Meer welvaart. Hoewel er steeds meer gewezen wordt op het belang van een vrije markt en deregulering, staan we er niet vaak bij stil dat belastingen de belangrijkste en meest marktverstorende economische interventie vormen. Het probleem van belastingen is dat ze een boete zijn op productiviteit en ruil. Hoe hoger de belastingen zijn, hoe minder productiviteit en ruil. We hebben vrijwel onze gehele welvaart te danken aan arbeidsspecialisatie, maar belastingen gaan juist arbeidsspecialisatie tegen en stimuleren zelfvoorzienendheid – een fenomeen dat past in een primitieve economie.

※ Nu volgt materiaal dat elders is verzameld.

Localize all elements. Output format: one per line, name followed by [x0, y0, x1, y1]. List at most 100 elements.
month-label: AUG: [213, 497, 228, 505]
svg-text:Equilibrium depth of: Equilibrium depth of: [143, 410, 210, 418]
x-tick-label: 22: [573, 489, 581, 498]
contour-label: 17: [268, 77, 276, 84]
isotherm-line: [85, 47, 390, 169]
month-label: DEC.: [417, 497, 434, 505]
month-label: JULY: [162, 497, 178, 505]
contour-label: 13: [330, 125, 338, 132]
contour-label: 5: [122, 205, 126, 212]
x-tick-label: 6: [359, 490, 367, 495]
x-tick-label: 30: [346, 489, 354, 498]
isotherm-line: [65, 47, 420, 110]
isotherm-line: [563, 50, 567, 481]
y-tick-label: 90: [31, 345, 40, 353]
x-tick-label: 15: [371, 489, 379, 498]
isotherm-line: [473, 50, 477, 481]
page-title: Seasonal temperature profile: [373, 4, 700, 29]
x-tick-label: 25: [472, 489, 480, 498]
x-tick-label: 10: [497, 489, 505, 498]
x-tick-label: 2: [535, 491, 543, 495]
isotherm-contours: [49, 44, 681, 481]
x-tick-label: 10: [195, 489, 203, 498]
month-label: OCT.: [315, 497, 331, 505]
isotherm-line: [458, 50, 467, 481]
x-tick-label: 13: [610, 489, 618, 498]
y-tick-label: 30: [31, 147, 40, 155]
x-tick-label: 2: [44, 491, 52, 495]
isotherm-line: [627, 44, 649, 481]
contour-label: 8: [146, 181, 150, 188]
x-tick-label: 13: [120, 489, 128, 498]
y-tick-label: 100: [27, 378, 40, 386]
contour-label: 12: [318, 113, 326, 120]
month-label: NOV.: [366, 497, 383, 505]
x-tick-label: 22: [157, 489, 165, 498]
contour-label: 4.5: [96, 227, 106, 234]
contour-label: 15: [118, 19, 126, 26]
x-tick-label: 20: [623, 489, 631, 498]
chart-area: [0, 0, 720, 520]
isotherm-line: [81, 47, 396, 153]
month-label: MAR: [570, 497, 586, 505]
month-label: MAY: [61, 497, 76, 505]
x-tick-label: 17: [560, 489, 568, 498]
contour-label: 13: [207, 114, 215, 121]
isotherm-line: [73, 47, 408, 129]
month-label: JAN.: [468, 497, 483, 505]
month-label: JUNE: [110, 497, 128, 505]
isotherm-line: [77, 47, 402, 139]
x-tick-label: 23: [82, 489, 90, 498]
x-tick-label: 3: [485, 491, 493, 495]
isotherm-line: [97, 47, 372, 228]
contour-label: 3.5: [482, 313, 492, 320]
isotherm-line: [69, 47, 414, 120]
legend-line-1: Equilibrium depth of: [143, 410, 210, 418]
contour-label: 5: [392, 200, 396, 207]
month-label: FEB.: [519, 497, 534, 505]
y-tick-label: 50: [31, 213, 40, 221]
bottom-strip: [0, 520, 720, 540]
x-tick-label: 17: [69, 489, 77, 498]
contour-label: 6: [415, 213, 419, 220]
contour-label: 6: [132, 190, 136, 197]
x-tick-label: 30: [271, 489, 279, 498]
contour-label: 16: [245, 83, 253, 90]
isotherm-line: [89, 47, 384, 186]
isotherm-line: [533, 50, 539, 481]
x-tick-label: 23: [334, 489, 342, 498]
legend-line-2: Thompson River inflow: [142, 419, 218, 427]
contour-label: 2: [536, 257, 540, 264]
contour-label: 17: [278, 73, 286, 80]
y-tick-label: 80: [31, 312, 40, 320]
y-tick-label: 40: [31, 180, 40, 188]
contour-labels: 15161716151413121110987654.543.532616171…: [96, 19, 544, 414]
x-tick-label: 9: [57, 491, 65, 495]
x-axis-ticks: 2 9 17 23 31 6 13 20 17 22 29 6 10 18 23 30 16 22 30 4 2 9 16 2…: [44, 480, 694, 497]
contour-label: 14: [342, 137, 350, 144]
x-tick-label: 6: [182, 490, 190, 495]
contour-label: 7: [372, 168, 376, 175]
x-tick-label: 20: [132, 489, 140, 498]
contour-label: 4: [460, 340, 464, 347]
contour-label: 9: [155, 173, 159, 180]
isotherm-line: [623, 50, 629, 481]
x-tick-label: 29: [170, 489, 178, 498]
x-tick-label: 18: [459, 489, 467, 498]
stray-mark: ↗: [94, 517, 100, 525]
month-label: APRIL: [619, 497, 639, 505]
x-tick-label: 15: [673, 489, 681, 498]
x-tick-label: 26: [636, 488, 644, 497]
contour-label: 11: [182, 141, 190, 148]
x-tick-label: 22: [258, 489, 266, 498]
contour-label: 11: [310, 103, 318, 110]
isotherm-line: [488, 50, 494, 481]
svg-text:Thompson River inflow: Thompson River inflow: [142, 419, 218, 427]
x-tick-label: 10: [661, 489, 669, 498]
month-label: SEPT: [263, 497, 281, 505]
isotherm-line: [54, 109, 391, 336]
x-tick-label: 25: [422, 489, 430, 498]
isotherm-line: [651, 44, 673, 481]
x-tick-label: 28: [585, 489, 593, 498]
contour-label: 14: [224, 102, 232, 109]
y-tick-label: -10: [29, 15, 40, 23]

Omdat voor jezelf werken niet belast wordt en voor een ander werken wel, kiezen mensen ervoor om veel dingen zelf te doen (koken, klussen, de kinderen verzorgen, eigen auto in plaats van een taxi, et cetera), ook al zou het in economisch opzicht efficiënter zijn om die dingen uit te besteden.

Het zijn vooral de marginale belastingen die de mate van economische verstoring bepalen. De huidige inkomstenbelastingstructuur, die gekarakteriseerd wordt door hoge marginale tarieven in combinatie met veel aftrekposten, is dus het slechtst denkbare systeem. Een vlaktaks, zonder aftrekposten, maar met een lager marginaal tarief is veel minder verstorend en zal daarom de arbeidsspecialisatie, en dus de welvaart, verhogen. Het hoogste tarief van de inkomstenbelasting is op dit moment 52 procent, maar het bijbehorende werkelijke marginale tarief is veel hoger.

Inkomstenbelasting is immers slechts een deel van alle belasting die we betalen. Allerlei andere andere belastingen, zoals BTW, werkgeversbijdrage, vennootschapsbelasting, accijnzen, enzovoort. moeten ook betaald worden. Het is een illusie om te denken dat die kosten kunnen worden afgewenteld op werkgevers. Om niet failliet te gaan moeten werkgevers al die belastingen doorberekenen ofwel in de prijzen ofwel in de vorm van lagere lonen.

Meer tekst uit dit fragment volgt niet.